Secondly, Google teaching in Hong Kong and see if there are any forums you can join or other pages of general info about the situation there.
Can't think of anything else


----------



## Steven Ballantyne

johngoodhew said:


> I am a native English teacher and I have been applying for a teaching position in Hong Kong via the web. But so far have had no response to any of my emails. I am living in UK and wish to relocate to HK. Can anybody give me some advice as to what I am doing wrong.


Hi mate - I would strongly suggest you come to Hong Kong in person, spend a couple of weeks actually visiting every school you are interested in working for and give your resume to them in Person - Iv got a small language school in Hong Kong - there are so many teachers looking for work here - a recruiter will more likely choose some one already here than abroad - those positions tend to be accepted by the chinese schools.
which is certainly worth applying for - fantastic experience.

Cheers

Steven


----------



## Add260

i don't think it's anything you;re doing wrong...i think you're being beaten by expat teachers living here in HK who can easily do an interview if need be. There are many dual citizen Chinese teachers here in HK (American/Chinese, Bristish/Chinese, Canadian/Chinese) 

I would say try being recruited by one of the international private school groups - the British schools here in HK are called ESF schools, they follow the British teaching curriculum. They have about 5 ESF schools here in HK - ESF South Island School, Bradbury School, West Island School, etc....hope this helps


----------



## nico522

Hi, I'm Nico who raised in HK. I believe there's lots of job opportunity for teaching english in HK.
You can go to some english school, like English Town, Wall Street Institute, British Council...etc
to find a job! Nice to meet u by the way.


----------



## brendawwjd

*Edb*



johngoodhew said:


> I am a native English teacher and I have been applying for a teaching position in Hong Kong via the web. But so far have had no response to any of my emails. I am living in UK and wish to relocate to HK. Can anybody give me some advice as to what I am doing wrong.



Although the deadline has passed, it might be a good try to check out the EDB NET scheme. It is just another way to get yourself posted in the field. It's under "Teacher's Development"/"Employment related"

I do have to warn you that there is a rumor about HK school's standard for NET is higher compare to like Japan or Korea (ie: a Bachelor + TESOL aren't going to get you a job in a school). But just try anyway.
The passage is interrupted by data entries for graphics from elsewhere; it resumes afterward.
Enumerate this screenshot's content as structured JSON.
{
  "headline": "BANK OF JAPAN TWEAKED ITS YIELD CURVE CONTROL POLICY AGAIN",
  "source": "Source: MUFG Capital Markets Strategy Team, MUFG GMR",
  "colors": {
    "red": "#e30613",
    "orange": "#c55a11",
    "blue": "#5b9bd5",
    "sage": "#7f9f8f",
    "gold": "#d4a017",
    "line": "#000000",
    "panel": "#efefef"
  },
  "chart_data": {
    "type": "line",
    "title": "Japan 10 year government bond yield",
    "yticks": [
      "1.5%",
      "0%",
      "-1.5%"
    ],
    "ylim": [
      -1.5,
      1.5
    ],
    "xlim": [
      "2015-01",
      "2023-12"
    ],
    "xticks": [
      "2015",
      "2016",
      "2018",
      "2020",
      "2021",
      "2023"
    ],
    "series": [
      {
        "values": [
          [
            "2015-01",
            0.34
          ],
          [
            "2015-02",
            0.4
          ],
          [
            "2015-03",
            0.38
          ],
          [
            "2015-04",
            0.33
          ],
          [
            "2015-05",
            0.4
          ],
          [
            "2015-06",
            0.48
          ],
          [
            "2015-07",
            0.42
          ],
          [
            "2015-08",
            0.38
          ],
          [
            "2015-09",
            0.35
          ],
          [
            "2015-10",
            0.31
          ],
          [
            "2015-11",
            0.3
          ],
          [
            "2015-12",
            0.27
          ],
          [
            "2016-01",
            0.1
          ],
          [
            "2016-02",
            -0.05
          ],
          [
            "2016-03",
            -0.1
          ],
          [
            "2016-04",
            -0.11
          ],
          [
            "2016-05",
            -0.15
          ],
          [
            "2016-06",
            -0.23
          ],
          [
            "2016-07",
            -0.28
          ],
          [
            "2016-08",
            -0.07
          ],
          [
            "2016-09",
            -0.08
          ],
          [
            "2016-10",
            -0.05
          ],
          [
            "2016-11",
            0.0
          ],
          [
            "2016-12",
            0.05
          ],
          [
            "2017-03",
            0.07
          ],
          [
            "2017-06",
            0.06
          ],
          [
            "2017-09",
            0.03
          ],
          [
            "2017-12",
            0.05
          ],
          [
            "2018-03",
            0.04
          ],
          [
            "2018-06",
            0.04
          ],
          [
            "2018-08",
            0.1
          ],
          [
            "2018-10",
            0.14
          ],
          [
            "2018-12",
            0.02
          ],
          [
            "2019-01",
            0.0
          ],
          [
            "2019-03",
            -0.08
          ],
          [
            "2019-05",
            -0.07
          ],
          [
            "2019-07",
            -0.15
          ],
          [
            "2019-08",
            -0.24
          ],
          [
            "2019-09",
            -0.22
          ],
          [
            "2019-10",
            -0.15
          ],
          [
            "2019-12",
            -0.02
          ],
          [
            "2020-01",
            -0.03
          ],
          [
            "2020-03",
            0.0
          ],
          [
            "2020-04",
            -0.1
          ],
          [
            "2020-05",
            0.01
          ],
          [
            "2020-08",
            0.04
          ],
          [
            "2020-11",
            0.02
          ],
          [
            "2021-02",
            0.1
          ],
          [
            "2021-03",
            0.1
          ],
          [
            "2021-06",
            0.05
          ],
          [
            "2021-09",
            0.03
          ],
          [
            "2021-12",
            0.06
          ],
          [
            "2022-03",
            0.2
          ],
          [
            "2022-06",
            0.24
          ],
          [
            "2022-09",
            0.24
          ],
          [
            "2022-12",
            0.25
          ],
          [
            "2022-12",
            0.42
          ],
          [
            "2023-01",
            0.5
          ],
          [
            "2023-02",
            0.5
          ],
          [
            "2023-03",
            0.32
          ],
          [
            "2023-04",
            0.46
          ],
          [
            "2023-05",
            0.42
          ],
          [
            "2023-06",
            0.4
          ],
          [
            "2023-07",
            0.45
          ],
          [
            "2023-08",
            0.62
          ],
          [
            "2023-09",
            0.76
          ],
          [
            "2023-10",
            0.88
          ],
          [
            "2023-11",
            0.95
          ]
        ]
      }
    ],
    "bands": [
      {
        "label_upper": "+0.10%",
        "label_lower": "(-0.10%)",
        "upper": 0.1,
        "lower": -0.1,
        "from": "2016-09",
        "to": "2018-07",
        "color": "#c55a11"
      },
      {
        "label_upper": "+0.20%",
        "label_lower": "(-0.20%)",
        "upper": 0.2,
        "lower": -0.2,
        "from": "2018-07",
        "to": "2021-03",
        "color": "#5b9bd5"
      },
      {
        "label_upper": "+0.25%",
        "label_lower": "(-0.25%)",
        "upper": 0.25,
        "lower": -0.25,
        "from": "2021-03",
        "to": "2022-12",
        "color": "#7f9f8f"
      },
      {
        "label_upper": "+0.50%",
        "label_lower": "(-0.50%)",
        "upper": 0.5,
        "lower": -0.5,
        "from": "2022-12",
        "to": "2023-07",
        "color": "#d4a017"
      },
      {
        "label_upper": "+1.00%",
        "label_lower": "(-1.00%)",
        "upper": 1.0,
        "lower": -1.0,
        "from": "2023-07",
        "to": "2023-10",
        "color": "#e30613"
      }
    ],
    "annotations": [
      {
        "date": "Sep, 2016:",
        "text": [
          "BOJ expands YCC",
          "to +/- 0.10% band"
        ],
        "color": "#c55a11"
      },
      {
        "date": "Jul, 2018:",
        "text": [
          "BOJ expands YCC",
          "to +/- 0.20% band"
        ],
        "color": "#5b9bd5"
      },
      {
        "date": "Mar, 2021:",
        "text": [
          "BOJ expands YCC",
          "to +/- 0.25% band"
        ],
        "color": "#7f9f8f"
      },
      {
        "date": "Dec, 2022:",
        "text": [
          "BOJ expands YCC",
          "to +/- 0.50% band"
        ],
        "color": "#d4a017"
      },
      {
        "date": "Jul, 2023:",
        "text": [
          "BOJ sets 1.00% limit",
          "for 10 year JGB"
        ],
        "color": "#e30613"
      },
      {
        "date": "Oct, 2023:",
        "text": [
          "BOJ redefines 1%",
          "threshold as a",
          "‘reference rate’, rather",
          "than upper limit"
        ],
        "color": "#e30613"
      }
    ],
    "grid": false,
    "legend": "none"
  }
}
And keep applying to places like tutorial centres; they pay reasonably well.


----------



## LLMP

i read some post in<snip> they are looking for an english teacher. good luck


----------



## hkwebified

How long does it take to get a English jonb if you are in Hong Kong ? And you have a degree ?


----------



## Tigerlily1

*British Council*

Apply at the British Council, if they cant give you a post they can probably point you in the right direction.


----------



## thedragon

Hi, I am a qualified primary teacher and will move to hong kong with BA, CELTA, masters in tesol and 3 years experience, next year. Can anyone with experience tell me if the government schools or private esl schools (such as british council) are better? what are the tradeoffs? I m looking for a good salary but dont want to work myself into the ground as in South korea!

thanks


----------



## FLME

Hi Thedargon!....any chance you could let me know how you got on in your job hunt for a TEFL position in Hong Kong... I am heading over there in mid December, and have a degree and CELTA (but no teaching experience as of yet)..Based on your experience do you think it will be possible for me to find work when I get there? How long did it take you to find a position? ...( I hope you found one!) Are you enjoying life in Hong Kong? Thanks


----------



## dunmovin

have you tried directly contacting a school (such as King George V) or the ESF (English Schools Foundation)?


----------